Publishers Are Restricting Internet Archive, Access Attempting to Avoid A.I. Scraping ⇥ niemanlab.org
Andrew Deck and Hanaa’ Tameez, NiemanLab:
“A lot of these AI businesses are looking for readily available, structured databases of content,” he [the Guardian’s Robert Hahn] said. “The Internet Archive’s API would have been an obvious place to plug their own machines into and suck out the IP.” (He admits the Wayback Machine itself is “less risky,” since the data is not as well-structured.)
As news publishers try to safeguard their contents from AI companies, the Internet Archive is also getting caught in the crosshairs. The Financial Times, for example, blocks any bot that tries to scrape its paywalled content, including bots from OpenAI, Anthropic, Perplexity, and the Internet Archive. The majority of FT stories are paywalled, according to director of global public policy and platform strategy Matt Rogerson. As a result, usually only unpaywalled FT stories appear in the Wayback Machine because those are meant to be available to the wider public anyway.

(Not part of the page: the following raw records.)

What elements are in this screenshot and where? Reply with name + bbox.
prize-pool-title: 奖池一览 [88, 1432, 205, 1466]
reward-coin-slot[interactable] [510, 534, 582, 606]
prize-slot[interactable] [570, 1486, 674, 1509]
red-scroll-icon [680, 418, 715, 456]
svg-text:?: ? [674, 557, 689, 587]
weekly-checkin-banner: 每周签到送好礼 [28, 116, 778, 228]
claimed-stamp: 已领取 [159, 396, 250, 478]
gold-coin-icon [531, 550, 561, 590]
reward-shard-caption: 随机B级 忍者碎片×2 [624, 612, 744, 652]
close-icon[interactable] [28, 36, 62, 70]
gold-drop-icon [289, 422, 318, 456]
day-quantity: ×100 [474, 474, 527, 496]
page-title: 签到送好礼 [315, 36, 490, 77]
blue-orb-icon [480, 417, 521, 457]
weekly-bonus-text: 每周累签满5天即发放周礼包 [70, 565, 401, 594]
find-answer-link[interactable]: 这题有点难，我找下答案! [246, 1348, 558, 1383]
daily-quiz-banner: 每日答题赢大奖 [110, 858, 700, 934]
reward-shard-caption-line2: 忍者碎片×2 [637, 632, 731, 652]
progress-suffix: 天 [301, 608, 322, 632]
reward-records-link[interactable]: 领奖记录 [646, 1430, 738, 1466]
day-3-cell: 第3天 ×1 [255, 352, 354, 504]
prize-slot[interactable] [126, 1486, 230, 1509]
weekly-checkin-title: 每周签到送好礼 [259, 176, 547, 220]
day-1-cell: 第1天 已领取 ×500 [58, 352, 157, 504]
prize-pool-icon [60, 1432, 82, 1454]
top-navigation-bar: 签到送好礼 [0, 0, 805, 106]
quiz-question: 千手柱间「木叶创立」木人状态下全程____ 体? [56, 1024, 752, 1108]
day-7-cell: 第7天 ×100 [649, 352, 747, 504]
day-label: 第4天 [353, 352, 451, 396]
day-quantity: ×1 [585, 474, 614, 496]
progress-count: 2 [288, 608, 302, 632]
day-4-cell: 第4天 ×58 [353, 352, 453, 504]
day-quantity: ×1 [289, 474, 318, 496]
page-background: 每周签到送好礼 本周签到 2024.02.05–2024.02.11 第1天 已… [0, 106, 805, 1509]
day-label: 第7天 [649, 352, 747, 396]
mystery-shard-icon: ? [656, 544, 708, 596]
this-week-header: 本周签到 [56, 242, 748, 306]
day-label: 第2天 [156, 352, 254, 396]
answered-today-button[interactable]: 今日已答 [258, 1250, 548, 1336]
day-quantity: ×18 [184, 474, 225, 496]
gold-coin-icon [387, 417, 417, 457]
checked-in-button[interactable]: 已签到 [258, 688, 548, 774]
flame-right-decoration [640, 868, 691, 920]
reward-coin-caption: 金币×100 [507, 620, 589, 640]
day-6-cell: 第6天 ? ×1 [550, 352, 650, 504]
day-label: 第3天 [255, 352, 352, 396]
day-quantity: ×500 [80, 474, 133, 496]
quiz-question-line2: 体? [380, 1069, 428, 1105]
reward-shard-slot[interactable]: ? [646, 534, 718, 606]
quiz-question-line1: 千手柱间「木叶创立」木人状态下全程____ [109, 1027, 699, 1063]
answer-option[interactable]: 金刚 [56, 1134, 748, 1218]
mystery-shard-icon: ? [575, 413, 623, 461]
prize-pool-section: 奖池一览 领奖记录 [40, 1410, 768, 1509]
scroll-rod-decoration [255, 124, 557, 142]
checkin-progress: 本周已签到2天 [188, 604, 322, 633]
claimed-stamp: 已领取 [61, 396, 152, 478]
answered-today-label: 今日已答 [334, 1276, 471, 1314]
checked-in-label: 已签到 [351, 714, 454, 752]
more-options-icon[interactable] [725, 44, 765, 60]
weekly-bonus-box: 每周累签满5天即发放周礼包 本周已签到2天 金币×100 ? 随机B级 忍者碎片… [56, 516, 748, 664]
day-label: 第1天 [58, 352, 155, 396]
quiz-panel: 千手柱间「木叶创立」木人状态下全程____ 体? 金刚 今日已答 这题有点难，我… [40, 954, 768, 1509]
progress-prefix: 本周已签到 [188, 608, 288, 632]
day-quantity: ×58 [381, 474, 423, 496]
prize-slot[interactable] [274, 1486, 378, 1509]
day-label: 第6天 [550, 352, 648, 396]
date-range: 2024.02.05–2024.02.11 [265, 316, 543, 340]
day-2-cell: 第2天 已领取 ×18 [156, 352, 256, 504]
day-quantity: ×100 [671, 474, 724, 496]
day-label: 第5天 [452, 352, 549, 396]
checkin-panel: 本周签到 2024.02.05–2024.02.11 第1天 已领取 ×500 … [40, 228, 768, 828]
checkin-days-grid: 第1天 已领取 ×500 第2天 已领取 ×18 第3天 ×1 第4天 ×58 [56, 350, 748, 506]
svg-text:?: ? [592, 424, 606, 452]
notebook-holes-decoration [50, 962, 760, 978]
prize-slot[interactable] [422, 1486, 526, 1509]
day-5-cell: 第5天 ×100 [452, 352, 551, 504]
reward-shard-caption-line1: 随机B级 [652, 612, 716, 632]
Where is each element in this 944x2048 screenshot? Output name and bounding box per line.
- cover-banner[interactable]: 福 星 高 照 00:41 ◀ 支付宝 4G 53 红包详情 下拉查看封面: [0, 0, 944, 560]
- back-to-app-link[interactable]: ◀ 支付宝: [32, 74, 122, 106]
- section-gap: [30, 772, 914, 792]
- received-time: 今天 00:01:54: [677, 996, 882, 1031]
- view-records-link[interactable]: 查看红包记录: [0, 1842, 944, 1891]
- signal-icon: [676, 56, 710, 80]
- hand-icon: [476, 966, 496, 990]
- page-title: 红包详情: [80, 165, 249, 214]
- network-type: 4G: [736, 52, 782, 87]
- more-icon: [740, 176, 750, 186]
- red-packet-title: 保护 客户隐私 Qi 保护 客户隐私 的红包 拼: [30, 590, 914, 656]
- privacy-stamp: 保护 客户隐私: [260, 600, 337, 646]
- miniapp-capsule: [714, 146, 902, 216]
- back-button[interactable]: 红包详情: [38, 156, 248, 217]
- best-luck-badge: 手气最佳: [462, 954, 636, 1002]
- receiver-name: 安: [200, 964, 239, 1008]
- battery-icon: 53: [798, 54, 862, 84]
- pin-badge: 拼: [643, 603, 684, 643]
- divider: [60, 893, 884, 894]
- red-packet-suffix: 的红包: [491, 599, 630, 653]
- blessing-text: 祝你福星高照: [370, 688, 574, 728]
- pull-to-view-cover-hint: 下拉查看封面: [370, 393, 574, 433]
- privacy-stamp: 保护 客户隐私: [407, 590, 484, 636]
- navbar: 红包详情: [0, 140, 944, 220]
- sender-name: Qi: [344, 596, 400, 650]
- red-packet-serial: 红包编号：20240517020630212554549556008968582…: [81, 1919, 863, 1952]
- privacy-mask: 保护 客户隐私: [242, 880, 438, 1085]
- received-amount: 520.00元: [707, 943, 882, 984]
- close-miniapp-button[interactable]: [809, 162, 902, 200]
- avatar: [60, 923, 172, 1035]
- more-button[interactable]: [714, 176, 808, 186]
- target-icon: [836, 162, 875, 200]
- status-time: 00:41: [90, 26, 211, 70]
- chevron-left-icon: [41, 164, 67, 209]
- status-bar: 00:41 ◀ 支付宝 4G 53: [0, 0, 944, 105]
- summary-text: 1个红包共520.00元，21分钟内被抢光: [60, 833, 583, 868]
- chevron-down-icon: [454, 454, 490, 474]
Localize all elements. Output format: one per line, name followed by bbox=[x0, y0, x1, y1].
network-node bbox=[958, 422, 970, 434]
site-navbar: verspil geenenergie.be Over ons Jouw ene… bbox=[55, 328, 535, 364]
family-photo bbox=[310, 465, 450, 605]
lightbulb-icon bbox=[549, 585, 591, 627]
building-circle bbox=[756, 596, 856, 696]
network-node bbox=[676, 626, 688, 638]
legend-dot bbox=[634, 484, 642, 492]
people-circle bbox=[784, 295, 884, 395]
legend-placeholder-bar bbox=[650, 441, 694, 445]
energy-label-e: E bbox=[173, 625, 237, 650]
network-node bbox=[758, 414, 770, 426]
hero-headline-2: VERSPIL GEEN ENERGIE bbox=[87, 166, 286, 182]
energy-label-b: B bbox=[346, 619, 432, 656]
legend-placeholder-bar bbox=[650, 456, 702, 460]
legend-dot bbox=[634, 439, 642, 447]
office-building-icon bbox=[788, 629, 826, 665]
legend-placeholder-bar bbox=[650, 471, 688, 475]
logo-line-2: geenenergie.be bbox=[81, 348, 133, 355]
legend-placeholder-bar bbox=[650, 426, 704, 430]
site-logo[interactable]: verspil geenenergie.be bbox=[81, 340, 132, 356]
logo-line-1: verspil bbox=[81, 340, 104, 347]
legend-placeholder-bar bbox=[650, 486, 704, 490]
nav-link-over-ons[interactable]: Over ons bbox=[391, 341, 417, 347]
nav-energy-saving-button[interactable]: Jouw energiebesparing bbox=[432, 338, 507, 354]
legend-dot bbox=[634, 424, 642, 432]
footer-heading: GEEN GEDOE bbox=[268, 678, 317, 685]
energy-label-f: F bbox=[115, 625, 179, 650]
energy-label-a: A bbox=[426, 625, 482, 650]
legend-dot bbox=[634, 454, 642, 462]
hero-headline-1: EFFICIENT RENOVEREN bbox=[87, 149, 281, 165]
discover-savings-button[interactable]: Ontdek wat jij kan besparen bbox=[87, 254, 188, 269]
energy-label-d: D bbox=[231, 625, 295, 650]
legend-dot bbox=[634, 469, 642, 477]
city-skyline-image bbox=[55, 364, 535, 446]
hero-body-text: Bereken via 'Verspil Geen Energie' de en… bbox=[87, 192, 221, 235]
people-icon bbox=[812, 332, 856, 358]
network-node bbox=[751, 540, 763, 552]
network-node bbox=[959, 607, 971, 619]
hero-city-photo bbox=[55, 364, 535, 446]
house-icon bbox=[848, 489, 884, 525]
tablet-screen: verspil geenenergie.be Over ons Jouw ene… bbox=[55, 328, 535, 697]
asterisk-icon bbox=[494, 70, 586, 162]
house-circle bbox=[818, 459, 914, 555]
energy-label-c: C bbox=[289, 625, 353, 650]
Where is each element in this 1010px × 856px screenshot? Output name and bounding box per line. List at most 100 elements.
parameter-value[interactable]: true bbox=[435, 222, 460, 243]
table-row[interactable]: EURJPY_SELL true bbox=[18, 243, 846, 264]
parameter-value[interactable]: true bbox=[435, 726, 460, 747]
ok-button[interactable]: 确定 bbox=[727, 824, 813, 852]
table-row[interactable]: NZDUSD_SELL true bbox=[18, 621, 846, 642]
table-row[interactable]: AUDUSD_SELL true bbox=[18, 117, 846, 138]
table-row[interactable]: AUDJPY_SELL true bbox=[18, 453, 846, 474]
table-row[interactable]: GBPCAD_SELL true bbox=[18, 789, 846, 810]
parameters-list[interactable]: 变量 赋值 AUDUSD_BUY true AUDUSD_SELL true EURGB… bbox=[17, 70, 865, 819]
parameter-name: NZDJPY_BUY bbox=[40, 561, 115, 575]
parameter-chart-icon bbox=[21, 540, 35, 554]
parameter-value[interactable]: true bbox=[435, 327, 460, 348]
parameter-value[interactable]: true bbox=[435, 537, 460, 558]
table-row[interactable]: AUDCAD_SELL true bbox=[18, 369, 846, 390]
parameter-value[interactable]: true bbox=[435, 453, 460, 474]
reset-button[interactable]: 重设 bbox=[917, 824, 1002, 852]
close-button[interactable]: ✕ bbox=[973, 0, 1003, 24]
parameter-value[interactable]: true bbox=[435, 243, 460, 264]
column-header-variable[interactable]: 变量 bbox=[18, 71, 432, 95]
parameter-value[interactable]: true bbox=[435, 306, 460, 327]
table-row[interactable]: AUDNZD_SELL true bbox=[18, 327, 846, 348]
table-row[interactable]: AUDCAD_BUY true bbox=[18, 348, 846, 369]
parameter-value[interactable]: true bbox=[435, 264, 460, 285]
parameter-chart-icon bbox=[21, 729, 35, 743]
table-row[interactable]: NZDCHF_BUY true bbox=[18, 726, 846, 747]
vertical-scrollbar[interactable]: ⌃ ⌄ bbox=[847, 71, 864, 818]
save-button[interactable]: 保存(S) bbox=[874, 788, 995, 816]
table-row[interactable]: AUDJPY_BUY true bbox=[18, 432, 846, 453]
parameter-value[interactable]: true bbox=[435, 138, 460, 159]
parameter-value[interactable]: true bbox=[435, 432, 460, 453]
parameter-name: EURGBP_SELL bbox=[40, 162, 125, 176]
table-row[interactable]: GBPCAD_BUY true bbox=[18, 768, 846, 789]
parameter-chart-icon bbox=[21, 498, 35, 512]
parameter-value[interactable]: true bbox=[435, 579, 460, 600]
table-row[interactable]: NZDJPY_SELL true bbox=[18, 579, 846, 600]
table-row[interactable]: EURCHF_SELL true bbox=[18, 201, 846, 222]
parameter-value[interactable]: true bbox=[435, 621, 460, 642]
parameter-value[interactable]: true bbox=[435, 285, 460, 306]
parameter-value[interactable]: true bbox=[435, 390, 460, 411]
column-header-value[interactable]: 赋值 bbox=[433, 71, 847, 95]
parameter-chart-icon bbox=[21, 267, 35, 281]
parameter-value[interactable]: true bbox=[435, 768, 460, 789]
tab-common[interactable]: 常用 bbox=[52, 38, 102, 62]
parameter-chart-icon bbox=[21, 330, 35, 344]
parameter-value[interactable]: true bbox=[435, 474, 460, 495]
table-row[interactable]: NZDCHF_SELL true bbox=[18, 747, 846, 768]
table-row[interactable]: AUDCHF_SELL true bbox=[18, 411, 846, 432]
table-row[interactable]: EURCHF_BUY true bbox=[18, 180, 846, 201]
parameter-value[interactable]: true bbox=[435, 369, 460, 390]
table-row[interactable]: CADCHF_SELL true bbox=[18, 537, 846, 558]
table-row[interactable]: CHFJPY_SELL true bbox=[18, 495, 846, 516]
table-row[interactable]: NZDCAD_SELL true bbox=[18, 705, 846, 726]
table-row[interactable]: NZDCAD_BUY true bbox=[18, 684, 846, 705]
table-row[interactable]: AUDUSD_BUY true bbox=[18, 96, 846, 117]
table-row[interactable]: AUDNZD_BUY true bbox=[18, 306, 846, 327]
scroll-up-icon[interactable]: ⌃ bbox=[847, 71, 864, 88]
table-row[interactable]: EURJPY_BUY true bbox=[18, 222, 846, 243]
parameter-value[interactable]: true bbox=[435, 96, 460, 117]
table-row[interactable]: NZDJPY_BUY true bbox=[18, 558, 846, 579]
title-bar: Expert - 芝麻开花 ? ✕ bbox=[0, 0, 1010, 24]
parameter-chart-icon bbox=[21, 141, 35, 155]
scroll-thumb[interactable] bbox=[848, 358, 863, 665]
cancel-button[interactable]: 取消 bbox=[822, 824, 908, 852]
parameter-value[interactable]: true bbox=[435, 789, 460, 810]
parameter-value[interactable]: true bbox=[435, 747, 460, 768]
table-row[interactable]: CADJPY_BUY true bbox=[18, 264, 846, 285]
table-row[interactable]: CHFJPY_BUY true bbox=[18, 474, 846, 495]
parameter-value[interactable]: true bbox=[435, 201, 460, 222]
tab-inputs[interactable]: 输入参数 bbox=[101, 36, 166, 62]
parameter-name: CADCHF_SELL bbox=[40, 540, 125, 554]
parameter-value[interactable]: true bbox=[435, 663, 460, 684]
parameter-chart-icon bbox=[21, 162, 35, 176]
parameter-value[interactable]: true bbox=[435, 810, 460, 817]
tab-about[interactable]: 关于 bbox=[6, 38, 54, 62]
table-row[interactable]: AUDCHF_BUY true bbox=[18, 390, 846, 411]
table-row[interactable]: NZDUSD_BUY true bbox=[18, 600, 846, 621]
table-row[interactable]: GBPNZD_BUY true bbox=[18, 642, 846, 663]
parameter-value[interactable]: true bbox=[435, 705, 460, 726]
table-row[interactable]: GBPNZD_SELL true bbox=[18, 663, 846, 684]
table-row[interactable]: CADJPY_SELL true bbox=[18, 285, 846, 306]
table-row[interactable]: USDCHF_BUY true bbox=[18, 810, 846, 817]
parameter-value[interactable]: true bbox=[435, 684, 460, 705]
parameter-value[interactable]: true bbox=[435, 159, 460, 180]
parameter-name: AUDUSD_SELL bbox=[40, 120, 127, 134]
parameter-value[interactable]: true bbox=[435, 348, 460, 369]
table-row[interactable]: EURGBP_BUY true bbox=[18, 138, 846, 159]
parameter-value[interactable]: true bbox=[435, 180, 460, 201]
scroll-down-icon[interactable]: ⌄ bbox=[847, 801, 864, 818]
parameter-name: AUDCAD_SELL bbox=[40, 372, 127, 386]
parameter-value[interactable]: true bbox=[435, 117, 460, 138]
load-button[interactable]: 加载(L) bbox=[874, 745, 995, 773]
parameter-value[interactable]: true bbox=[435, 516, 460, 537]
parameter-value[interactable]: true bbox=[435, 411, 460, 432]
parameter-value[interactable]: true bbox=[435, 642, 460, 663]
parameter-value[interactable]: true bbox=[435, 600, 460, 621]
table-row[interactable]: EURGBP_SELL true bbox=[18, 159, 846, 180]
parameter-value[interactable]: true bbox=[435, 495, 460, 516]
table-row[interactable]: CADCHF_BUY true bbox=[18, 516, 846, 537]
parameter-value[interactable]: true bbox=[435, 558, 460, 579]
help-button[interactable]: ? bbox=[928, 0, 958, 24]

Hahn may find the Wayback Machine “less risky” than the official API, but that was the reason Reddit cited when it blocked the Internet Archive last year. I feared this likely outcome. Publishers’ understandable desire to control the use of their work is going to make the Internet Archive less useful because neither A.I. scrapers nor the Internet Archive matches the robots.txt rules at the original domain with their policies on archival websites.